En apenas cinco días, y en menos de una hora de avión entre sí, un Parlamento autonómico decide dejar sin voz a quienes piensan diferente; efectivos de la Guardia Civil empiezan a tomar declaración por su cuenta a cuantos avanzan en favor de un referéndum; y un presidente del Gobierno acepta que se altere el reglamento judicial para no sentirse incomodado al declarar como testigo en un caso de corrupción. En el Estado español, la esquizofrenia cabalga desbocada sobre la realidad política hasta el extremo surrealista de forzar un uso caprichoso de la legalidad que parecería más propio de un país dictatorial, al menos sin duda huérfano de convicciones democráticas, de un respeto mínimamente escrupuloso al corpus jurídico. Y en el medio, muy lejos de esta angustiosa convivencia con la legalidad, la constatación ciudadana de una radiografía de exigencias mucho más reducidas que le permite acariciar, incluso desde el vejatorio crecimiento tan humillante de la temporalidad laboral de sueldos ínfimos, una incipiente mejora económica en sus bolsillos que es capaz de desbordar todos los récords turísticos.
Quizá porque Mariano Rajoy sabe que el bolsillo desnivela más votos que la ideología en los momentos de apuro, despachó ayer con el desprecio del silencio toda referencia a su doliente comparecencia como testigo en la financiación irregular del PP. Posiblemente un desparrame de impunidad le valga para sostener en el balance de su medio año de turbulento mandato semejante displicencia, pero debería ser consciente del daño -en realidad, quizá ni le importe- que olvidos tan sonoros provocan en la cuestionada higiene democrática de su partido. Este evidente error político que supone regatear el análisis de su experiencia judicial también priva a Rajoy de contragolpear a cuantos rivales le vienen acechando porque salió indemne de tamaño atolladero. En el peor cáliz de su curtida experiencia política, el presidente es verdad que no cambió la opinión de la ciudadanía con sus calculadas respuestas, pero mucho menos cayó en las garras de una acusación, a quien le pesó el momento histórico de acorralar a un gobernante acechado dentro y fuera de la sala por un caso de corrupción. Quizá porque los elementos, incluidos los reglamentarios de la propia jurisdicción -además de la significativa ausencia de Luis Bárcenas y de los capos de la Gürtel- jugaron a favor del testigo como nunca hasta ahora había ocurrido en una vista. No deja de ser desolador que la justa protesta por el uso caprichoso de la ley en el trato que se le dispensó apenas merezca otra respuesta que su testimonial reflejo en el acta.

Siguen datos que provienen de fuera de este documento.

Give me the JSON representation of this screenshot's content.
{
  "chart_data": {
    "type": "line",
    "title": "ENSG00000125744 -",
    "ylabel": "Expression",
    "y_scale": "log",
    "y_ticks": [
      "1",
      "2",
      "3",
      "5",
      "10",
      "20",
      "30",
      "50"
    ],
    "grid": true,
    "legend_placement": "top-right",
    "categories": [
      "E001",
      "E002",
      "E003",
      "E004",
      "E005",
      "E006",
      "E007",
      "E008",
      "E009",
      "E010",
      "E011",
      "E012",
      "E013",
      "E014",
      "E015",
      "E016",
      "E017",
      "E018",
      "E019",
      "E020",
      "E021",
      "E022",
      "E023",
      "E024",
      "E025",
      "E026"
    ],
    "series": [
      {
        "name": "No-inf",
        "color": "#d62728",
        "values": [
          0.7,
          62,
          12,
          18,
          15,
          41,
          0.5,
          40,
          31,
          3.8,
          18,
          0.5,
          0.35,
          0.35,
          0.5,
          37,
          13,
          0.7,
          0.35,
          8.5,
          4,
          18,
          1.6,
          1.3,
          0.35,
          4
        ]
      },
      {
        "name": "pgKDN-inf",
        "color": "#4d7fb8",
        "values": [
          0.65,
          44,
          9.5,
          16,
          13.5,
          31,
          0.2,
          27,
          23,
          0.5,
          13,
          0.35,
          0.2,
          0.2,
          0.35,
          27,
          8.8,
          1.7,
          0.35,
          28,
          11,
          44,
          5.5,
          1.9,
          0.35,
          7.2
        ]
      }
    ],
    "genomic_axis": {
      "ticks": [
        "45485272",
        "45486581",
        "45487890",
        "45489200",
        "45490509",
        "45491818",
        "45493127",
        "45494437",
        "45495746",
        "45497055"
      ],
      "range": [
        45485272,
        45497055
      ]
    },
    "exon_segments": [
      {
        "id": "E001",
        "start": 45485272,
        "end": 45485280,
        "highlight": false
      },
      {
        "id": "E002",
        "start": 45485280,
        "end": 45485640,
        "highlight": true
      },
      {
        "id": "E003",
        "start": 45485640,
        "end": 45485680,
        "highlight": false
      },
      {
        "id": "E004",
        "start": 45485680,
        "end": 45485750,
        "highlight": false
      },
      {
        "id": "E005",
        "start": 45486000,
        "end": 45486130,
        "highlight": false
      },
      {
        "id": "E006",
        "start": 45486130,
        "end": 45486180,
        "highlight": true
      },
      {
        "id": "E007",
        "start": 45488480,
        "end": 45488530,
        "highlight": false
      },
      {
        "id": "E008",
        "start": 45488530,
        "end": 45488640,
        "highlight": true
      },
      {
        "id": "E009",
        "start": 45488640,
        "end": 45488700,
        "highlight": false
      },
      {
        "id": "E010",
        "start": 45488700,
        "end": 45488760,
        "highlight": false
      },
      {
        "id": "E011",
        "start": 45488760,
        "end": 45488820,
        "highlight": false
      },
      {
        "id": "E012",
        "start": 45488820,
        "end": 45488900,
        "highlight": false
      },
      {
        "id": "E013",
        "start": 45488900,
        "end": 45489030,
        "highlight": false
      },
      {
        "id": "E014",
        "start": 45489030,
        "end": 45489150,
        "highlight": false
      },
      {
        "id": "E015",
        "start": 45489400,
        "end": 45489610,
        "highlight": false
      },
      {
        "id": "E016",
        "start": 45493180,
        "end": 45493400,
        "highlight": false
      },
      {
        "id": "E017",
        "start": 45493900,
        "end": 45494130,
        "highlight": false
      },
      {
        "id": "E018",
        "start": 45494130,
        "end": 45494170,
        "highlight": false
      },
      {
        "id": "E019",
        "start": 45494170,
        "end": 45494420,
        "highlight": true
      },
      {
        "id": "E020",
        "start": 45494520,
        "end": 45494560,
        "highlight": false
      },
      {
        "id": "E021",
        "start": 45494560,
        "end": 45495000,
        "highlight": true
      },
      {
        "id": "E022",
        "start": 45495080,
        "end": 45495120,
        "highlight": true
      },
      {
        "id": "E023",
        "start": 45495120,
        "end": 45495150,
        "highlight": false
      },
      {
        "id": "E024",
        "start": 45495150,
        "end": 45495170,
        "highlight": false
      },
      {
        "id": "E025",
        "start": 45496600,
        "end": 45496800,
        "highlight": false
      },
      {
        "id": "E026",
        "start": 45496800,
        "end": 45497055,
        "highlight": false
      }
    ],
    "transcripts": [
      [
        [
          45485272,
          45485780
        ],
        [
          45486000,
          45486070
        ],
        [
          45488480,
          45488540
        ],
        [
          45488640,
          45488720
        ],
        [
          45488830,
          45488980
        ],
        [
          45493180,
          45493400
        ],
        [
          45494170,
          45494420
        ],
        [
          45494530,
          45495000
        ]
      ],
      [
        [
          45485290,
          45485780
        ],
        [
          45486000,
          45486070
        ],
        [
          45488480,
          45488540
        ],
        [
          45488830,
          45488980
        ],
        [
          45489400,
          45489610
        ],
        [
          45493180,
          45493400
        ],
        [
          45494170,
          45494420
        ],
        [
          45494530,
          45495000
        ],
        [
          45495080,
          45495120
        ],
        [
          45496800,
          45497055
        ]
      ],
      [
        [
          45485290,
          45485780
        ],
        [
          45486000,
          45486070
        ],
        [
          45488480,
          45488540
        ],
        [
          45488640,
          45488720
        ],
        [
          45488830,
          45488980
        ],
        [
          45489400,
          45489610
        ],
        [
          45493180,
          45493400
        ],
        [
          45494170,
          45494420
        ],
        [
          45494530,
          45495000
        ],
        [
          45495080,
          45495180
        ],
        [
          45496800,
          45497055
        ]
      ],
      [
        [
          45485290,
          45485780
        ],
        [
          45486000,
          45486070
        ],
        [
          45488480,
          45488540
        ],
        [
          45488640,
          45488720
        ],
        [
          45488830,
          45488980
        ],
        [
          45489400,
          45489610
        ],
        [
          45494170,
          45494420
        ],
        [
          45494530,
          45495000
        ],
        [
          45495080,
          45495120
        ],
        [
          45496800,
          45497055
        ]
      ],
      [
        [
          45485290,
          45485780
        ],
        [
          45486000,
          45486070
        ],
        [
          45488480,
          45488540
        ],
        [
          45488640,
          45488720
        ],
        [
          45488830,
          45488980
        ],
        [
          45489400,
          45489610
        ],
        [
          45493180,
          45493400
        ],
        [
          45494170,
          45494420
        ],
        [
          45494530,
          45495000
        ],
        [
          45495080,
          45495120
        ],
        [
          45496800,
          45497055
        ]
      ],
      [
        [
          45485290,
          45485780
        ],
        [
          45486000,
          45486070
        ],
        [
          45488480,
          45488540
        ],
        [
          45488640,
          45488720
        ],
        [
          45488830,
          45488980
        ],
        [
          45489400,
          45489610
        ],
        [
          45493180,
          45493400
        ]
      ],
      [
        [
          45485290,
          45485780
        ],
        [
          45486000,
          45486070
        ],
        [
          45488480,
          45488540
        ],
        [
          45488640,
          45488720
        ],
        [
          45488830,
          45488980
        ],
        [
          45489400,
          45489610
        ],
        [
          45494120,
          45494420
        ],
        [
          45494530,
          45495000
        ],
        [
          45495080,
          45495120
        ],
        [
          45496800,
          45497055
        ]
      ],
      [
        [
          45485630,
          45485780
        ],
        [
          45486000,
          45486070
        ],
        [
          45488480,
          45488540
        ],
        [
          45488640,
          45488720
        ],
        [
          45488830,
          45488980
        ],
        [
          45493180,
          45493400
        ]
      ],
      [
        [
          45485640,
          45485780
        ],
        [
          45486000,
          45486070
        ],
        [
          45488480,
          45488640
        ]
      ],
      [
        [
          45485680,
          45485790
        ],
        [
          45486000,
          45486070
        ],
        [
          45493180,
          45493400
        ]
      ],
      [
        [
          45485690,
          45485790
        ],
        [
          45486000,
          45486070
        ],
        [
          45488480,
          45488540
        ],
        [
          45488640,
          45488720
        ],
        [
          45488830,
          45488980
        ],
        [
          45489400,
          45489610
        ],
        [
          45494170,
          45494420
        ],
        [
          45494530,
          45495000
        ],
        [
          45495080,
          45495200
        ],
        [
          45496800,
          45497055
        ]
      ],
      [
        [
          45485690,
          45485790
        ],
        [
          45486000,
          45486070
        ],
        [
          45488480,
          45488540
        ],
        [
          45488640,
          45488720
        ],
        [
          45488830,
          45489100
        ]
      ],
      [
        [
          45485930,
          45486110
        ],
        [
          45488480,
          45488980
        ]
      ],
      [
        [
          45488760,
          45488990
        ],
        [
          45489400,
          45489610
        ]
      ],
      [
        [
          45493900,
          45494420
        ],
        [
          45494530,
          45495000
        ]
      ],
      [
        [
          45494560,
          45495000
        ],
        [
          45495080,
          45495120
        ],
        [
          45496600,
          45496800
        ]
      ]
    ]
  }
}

Con la ley en la mano, Junts pel Sí hace de su capa un sayo. Prisioneros de su tensión interna bajo la consigna de prietas las filas y de la presión externa desde Madrid y de la propia patronal catalana, los gurús independentistas son capaces de desinflar los principios de la discrepancia hasta limites rayanos con el despotismo. Bajo esa filosofía se enmarca el nuevo Reglamento del Parlament donde sencillamente la mayoría no deja opinar a la minoría y le exige como única vía que se someta a sus designios. Sobre esta idea tan poco edificante para la convivencia quiere construir el soberanismo catalán el armazón legislativo de su futuro desconectado de España. No es extraño, por tanto, que el Tribunal Constitucional apenas tarde un par de días en desmontar tan abominable andamiaje.
Con la misma celeridad debería justificarse desde el Ministerio del Interior el desmedido despliegue de la Guardia Civil por los pasillos de la Cámara catalana a la caza desesperada de cuantos dirigentes catalanistas han optado por alinearse a favor de un referéndum que todavía no ha sido convocado oficialmente. ¿A qué orden judicial obedecen semejantes requerimientos que en algunos casos acaban en imputaciones directas? ¿Qué delito se ha cometido en relación a una consulta oficiosa? Así las cosas, parece elocuente que la temible sensación del miedo asoma como una nueva arma disuasoria que el Gobierno central decide utilizar para anidar más aún las dudas entre los promotores de esta iniciativa que cada día suma más sinrazón y pierde credibilidad. Tampoco Rajoy es inocente cuando en medio de tan cruenta batalla de nervios y después de ignorar durante cinco largos años de mayoría absoluta las reivindicaciones nada belicistas del Gobierno Vasco da la cálida bienvenida al lehendakari, Iñigo Urkullu, para fijar una hoja de ruta que encauce mediante el diálogo y no el órdago el apuntalamiento de un autogobierno real.